Stop Making Sense
- Label : Sire
- Format : Live / DVD
- Date de sortie : 01/04/1984
Filmé par J. Demme, le réalisateur du Silence Des Agneaux, sur un story-board de David Byrne, où l'on remarquera que chaque plan a été pré-dessiné, ce concert filmé au Pantages Theater de LA est le diamant de ma collection de DVD de zic. "Le Citizen Kane des films musicaux..." a dit un journal branché londonien.
Tout ici est un régal... Je vous en parle !
Tout commence sur une scène en chantier, vide, éclairage cru, murs décrépits, y'a personne, pas d'instruments, que dalle, juste UN micro sur pied et des échafaudages ! Du fond de la scène débarque un grand échalas en costume clair, une folk en bandoulière, il dépose a coté du micro un combiné radio-cassette, appuie sur le bouton start, on entend un vague boum-boum primaire, battement de pied, en route pour "Psycho Killer" tube indé du premier opus de 77. Et déjà, David Byrne nous fait le clown...

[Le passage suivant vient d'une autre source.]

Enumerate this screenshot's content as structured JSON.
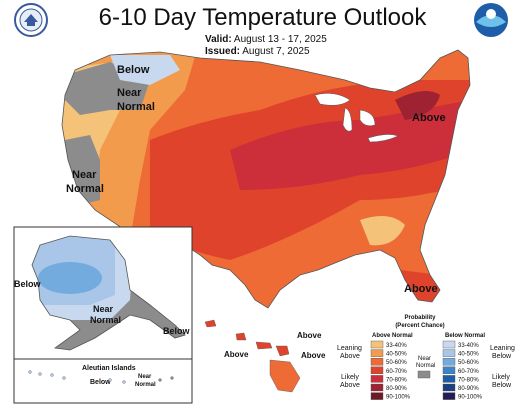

Puis c'est l'entrée de la petite Tina, qui pose sa basse sur "Heaven" avec des ch?urs venus du paradis, puisque y'a personne d'autre... Un cri du public, une estrade sur roulade est poussée sur scène avec une batterie, Chris Frantz est là, puis c'est au tour de Harrison de prendre une guitare, et c'est parti pour une rythmique headienne garantie pendant que les roadies installent sur la gauche une estrade à claviers et qu'une paire de congas fait son apparition sur la droite. Deux superbes choristes black à gauche devant les estrades déboulent, sourire aux lèvres, on sait que c'est l'éclate pour ces demoiselles d'être là, le percu démarre, un rideau noir descend derrière, ça va danser ! Pendant que ça joue, l'estrade à percus est installé sur la droite, un guitariste black débarque et l'on aperçoit un clavier, perché là-haut, la salle s'éteint, les éclairages prennent vie, les écrans géants s'allument et c'est parti !
Je vous raconte pas la suite, mais voir 6 personnes sur le devant de la scène en train de danser c'est quelque chose ! C'est une leçon de spectacle que donne là les Talking Heads avec leur funk blanc atomique, sans se prendre au sérieux, conduit par l'homme au poignet d'acier qui sur scène n?hésite pas à sombrer dans le ridicule, vautré par terre ou dans un costume aux épaules 2 fois trop large, courant tout autour de la scène ou accroché à une lampe sur pied, mais avec quelle classe... Concert pensé à frénésie musicale exponentielle, pas de frime technique sur l'image. Jouissif !
Le bonus est à l'image de ce qui précède : B.A.R. J.O.T.